UCSF Faculty Provide Health Expertise to People of Japan

By Lisa Cisneros

UCSF has produced a series of video public service announcements (PSAs) that offer faculty expertise in coping with mental stress and other health-related issues in the aftermath of the Tohoku earthquake and tsunami on March 11 and continuing crises at the Fukushima Daiichi Nuclear Power Plant in Japan.

The first three in the series of video PSAs, which address mental health of adults, children and those assisting in the ongoing recovery efforts, are posted on YouTube.

John I. Takayama, MD, MPH, a UCSF pediatrician who worked in Tokyo from 2002 to 2007, where he established the Department of Interdisciplinary Medicine at the National Center for Child Health and Development, is leading the video PSA project.

(See all videos here)

Other faculty involved in the project include Craig Van Dyke, MD, director of the Global Mental Health Program, who responded to the 2008 Sichuan earthquake in China; and Mary-Ann Shafer, MD, vice chair of Professional Development in Pediatrics and associate director of Adolescent Medicine. In addition, about a dozen UCSF postdoctoral scholars from Japan and health care professionals in Japan are contributing to the project.

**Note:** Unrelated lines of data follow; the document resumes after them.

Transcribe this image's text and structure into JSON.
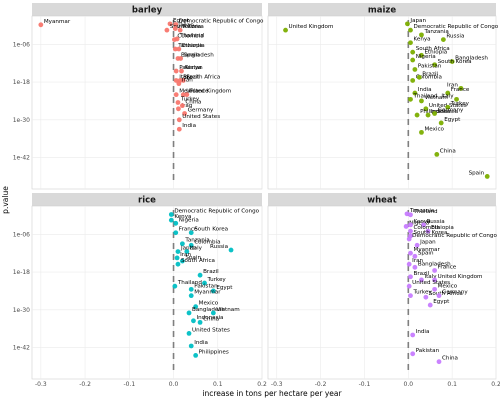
{
  "chart_data": {
    "type": "scatter",
    "facets": [
      "barley",
      "maize",
      "rice",
      "wheat"
    ],
    "xlabel": "increase in tons per hectare per year",
    "ylabel": "p.value",
    "xlim": [
      -0.32,
      0.2
    ],
    "x_ticks": [
      -0.3,
      -0.2,
      -0.1,
      0.0,
      0.1,
      0.2
    ],
    "x_tick_labels": [
      "-0.3",
      "-0.2",
      "-0.1",
      "0.0",
      "0.1",
      "0.2"
    ],
    "ylim_log10": [
      -52,
      3
    ],
    "y_scale": "log10, reversed",
    "y_ticks_log10": [
      -6,
      -18,
      -30,
      -42
    ],
    "y_tick_labels": [
      "1e-06",
      "1e-18",
      "1e-30",
      "1e-42"
    ],
    "reference_line_x": 0,
    "grid": true,
    "colors": {
      "barley": "#F8766D",
      "maize": "#7CAE00",
      "rice": "#00BFC4",
      "wheat": "#C77CFF",
      "strip": "#d9d9d9",
      "grid": "#ebebeb"
    },
    "panels": [
      {
        "facet": "barley",
        "points": [
          {
            "label": "Myanmar",
            "x": -0.3,
            "y_log10": 0.2
          },
          {
            "label": "Egypt",
            "x": -0.008,
            "y_log10": 0.5
          },
          {
            "label": "Democratic Republic of Congo",
            "x": 0.005,
            "y_log10": 0.3
          },
          {
            "label": "South Korea",
            "x": -0.015,
            "y_log10": -1.5
          },
          {
            "label": "Japan",
            "x": 0.004,
            "y_log10": -1.0
          },
          {
            "label": "Russia",
            "x": 0.015,
            "y_log10": -1.5
          },
          {
            "label": "Colombia",
            "x": 0.002,
            "y_log10": -4.5
          },
          {
            "label": "Thailand",
            "x": 0.008,
            "y_log10": -4.3
          },
          {
            "label": "Tanzania",
            "x": 0.004,
            "y_log10": -7.5
          },
          {
            "label": "Ethiopia",
            "x": 0.012,
            "y_log10": -7.5
          },
          {
            "label": "Bangladesh",
            "x": 0.01,
            "y_log10": -10.5
          },
          {
            "label": "Spain",
            "x": 0.016,
            "y_log10": -10.5
          },
          {
            "label": "Pakistan",
            "x": 0.006,
            "y_log10": -14.5
          },
          {
            "label": "Kenya",
            "x": 0.018,
            "y_log10": -14.5
          },
          {
            "label": "Italy",
            "x": 0.006,
            "y_log10": -17.5
          },
          {
            "label": "Brazil",
            "x": 0.015,
            "y_log10": -17.5
          },
          {
            "label": "South Africa",
            "x": 0.022,
            "y_log10": -17.5
          },
          {
            "label": "Iran",
            "x": 0.012,
            "y_log10": -18.5
          },
          {
            "label": "Mexico",
            "x": 0.006,
            "y_log10": -22.0
          },
          {
            "label": "United Kingdom",
            "x": 0.022,
            "y_log10": -22.0
          },
          {
            "label": "France",
            "x": 0.03,
            "y_log10": -22.0
          },
          {
            "label": "Turkey",
            "x": 0.01,
            "y_log10": -24.5
          },
          {
            "label": "Iraq",
            "x": 0.011,
            "y_log10": -26.5
          },
          {
            "label": "China",
            "x": 0.02,
            "y_log10": -25.5
          },
          {
            "label": "Germany",
            "x": 0.025,
            "y_log10": -28.0
          },
          {
            "label": "United States",
            "x": 0.013,
            "y_log10": -30.0
          },
          {
            "label": "India",
            "x": 0.013,
            "y_log10": -33.0
          }
        ]
      },
      {
        "facet": "maize",
        "points": [
          {
            "label": "United Kingdom",
            "x": -0.28,
            "y_log10": -1.5
          },
          {
            "label": "Japan",
            "x": -0.002,
            "y_log10": 0.5
          },
          {
            "label": "Democratic Republic of Congo",
            "x": 0.005,
            "y_log10": -1.5
          },
          {
            "label": "Tanzania",
            "x": 0.03,
            "y_log10": -3.0
          },
          {
            "label": "Russia",
            "x": 0.08,
            "y_log10": -4.5
          },
          {
            "label": "Kenya",
            "x": 0.005,
            "y_log10": -5.5
          },
          {
            "label": "South Africa",
            "x": 0.01,
            "y_log10": -8.5
          },
          {
            "label": "Ethiopia",
            "x": 0.03,
            "y_log10": -9.5
          },
          {
            "label": "Nigeria",
            "x": 0.01,
            "y_log10": -11.0
          },
          {
            "label": "Bangladesh",
            "x": 0.1,
            "y_log10": -11.5
          },
          {
            "label": "South Korea",
            "x": 0.06,
            "y_log10": -12.5
          },
          {
            "label": "Pakistan",
            "x": 0.015,
            "y_log10": -14.0
          },
          {
            "label": "Colombia",
            "x": 0.01,
            "y_log10": -17.5
          },
          {
            "label": "Brazil",
            "x": 0.025,
            "y_log10": -16.5
          },
          {
            "label": "Iran",
            "x": 0.12,
            "y_log10": -20.0
          },
          {
            "label": "India",
            "x": 0.015,
            "y_log10": -21.5
          },
          {
            "label": "France",
            "x": 0.09,
            "y_log10": -21.5
          },
          {
            "label": "Thailand",
            "x": 0.005,
            "y_log10": -23.5
          },
          {
            "label": "Vietnam",
            "x": 0.03,
            "y_log10": -24.0
          },
          {
            "label": "Italy",
            "x": 0.11,
            "y_log10": -23.5
          },
          {
            "label": "United States",
            "x": 0.04,
            "y_log10": -26.5
          },
          {
            "label": "Turkey",
            "x": 0.09,
            "y_log10": -26.0
          },
          {
            "label": "Philippines",
            "x": 0.02,
            "y_log10": -28.5
          },
          {
            "label": "Indonesia",
            "x": 0.045,
            "y_log10": -28.5
          },
          {
            "label": "Germany",
            "x": 0.06,
            "y_log10": -28.0
          },
          {
            "label": "Egypt",
            "x": 0.075,
            "y_log10": -31.0
          },
          {
            "label": "Mexico",
            "x": 0.03,
            "y_log10": -34.0
          },
          {
            "label": "China",
            "x": 0.065,
            "y_log10": -41.0
          },
          {
            "label": "Spain",
            "x": 0.18,
            "y_log10": -48.0
          }
        ]
      },
      {
        "facet": "rice",
        "points": [
          {
            "label": "Democratic Republic of Congo",
            "x": -0.005,
            "y_log10": 0.3
          },
          {
            "label": "Kenya",
            "x": -0.005,
            "y_log10": -1.5
          },
          {
            "label": "Nigeria",
            "x": 0.005,
            "y_log10": -2.5
          },
          {
            "label": "France",
            "x": 0.005,
            "y_log10": -5.5
          },
          {
            "label": "South Korea",
            "x": 0.04,
            "y_log10": -5.5
          },
          {
            "label": "Tanzania",
            "x": 0.02,
            "y_log10": -9.0
          },
          {
            "label": "Colombia",
            "x": 0.04,
            "y_log10": -9.5
          },
          {
            "label": "Russia",
            "x": 0.13,
            "y_log10": -11.0
          },
          {
            "label": "Japan",
            "x": 0.01,
            "y_log10": -11.5
          },
          {
            "label": "Italy",
            "x": 0.03,
            "y_log10": -11.5
          },
          {
            "label": "Iran",
            "x": 0.008,
            "y_log10": -13.5
          },
          {
            "label": "Spain",
            "x": 0.02,
            "y_log10": -14.5
          },
          {
            "label": "South Africa",
            "x": 0.01,
            "y_log10": -15.5
          },
          {
            "label": "Brazil",
            "x": 0.06,
            "y_log10": -19.0
          },
          {
            "label": "Turkey",
            "x": 0.07,
            "y_log10": -21.5
          },
          {
            "label": "Thailand",
            "x": 0.003,
            "y_log10": -22.5
          },
          {
            "label": "Pakistan",
            "x": 0.04,
            "y_log10": -23.5
          },
          {
            "label": "Egypt",
            "x": 0.09,
            "y_log10": -24.0
          },
          {
            "label": "Myanmar",
            "x": 0.04,
            "y_log10": -25.5
          },
          {
            "label": "Mexico",
            "x": 0.05,
            "y_log10": -29.0
          },
          {
            "label": "Bangladesh",
            "x": 0.035,
            "y_log10": -31.0
          },
          {
            "label": "Vietnam",
            "x": 0.09,
            "y_log10": -31.0
          },
          {
            "label": "Indonesia",
            "x": 0.045,
            "y_log10": -33.5
          },
          {
            "label": "China",
            "x": 0.06,
            "y_log10": -34.0
          },
          {
            "label": "United States",
            "x": 0.035,
            "y_log10": -37.5
          },
          {
            "label": "India",
            "x": 0.04,
            "y_log10": -41.5
          },
          {
            "label": "Philippines",
            "x": 0.05,
            "y_log10": -44.5
          }
        ]
      },
      {
        "facet": "wheat",
        "points": [
          {
            "label": "Tanzania",
            "x": -0.003,
            "y_log10": 0.5
          },
          {
            "label": "Thailand",
            "x": 0.005,
            "y_log10": 0.2
          },
          {
            "label": "Nigeria",
            "x": -0.005,
            "y_log10": -3.5
          },
          {
            "label": "Kenya",
            "x": 0.005,
            "y_log10": -3.0
          },
          {
            "label": "Russia",
            "x": 0.035,
            "y_log10": -3.0
          },
          {
            "label": "Colombia",
            "x": 0.005,
            "y_log10": -5.0
          },
          {
            "label": "Ethiopia",
            "x": 0.045,
            "y_log10": -5.0
          },
          {
            "label": "South Korea",
            "x": 0.005,
            "y_log10": -6.5
          },
          {
            "label": "Democratic Republic of Congo",
            "x": 0.002,
            "y_log10": -7.5
          },
          {
            "label": "Japan",
            "x": 0.02,
            "y_log10": -9.5
          },
          {
            "label": "Myanmar",
            "x": 0.005,
            "y_log10": -12.0
          },
          {
            "label": "Spain",
            "x": 0.015,
            "y_log10": -13.0
          },
          {
            "label": "Iran",
            "x": 0.002,
            "y_log10": -15.5
          },
          {
            "label": "Bangladesh",
            "x": 0.015,
            "y_log10": -16.5
          },
          {
            "label": "France",
            "x": 0.06,
            "y_log10": -17.5
          },
          {
            "label": "Brazil",
            "x": 0.005,
            "y_log10": -19.5
          },
          {
            "label": "Italy",
            "x": 0.03,
            "y_log10": -20.5
          },
          {
            "label": "United Kingdom",
            "x": 0.06,
            "y_log10": -20.5
          },
          {
            "label": "United States",
            "x": 0.002,
            "y_log10": -22.5
          },
          {
            "label": "Mexico",
            "x": 0.06,
            "y_log10": -23.5
          },
          {
            "label": "Turkey",
            "x": 0.005,
            "y_log10": -25.5
          },
          {
            "label": "South Africa",
            "x": 0.04,
            "y_log10": -26.0
          },
          {
            "label": "Germany",
            "x": 0.07,
            "y_log10": -25.5
          },
          {
            "label": "Egypt",
            "x": 0.05,
            "y_log10": -28.5
          },
          {
            "label": "India",
            "x": 0.01,
            "y_log10": -38.0
          },
          {
            "label": "Pakistan",
            "x": 0.01,
            "y_log10": -44.0
          },
          {
            "label": "China",
            "x": 0.07,
            "y_log10": -46.5
          }
        ]
      }
    ]
  }
}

The PSAs are the latest UCSF efforts to aid the people of Japan. Van Dyke will also host a workshop for pediatric fellows, who are returning to Japan, on Saturday, May 21, from 9 a.m. to noon in Langley Porter Psychiatric Institute, room 371, on the Parnassus campus. 

UCSF partnered with Causes.com, an organization which helped UCSF on a variety of campus projects, to create a simple pathway for the campus community and UCSF supporters to contribute directly to charities that are providing relief in Japan. So far, UCSF has raised more than $11,000 online.

On May 11, UCSF leaders showed their support to Japanese students and scholars during an evening of remembrance.

Mental health was singled out as the first topic to address in the PSAs because Japan currently does not have a comprehensive mental health infrastructure for a variety of reasons, including cultural, Takayama says.

In Japan there is stigma associated with mental health concerns, he explained at a recent grand rounds. Individuals often feel guilty or ashamed about discussing psychological pain, although they may understand very well what they are feeling inside.

Because mental health issues come up less often in medical practice, even seasoned physicians may be unable to distinguish a stress reaction to an immediate disaster – a normal response – from post-traumatic stress syndrome, a lingering stress reactivity that persists after the immediate threat is gone.

The first three videos are made available in both English and Japanese with subtitles.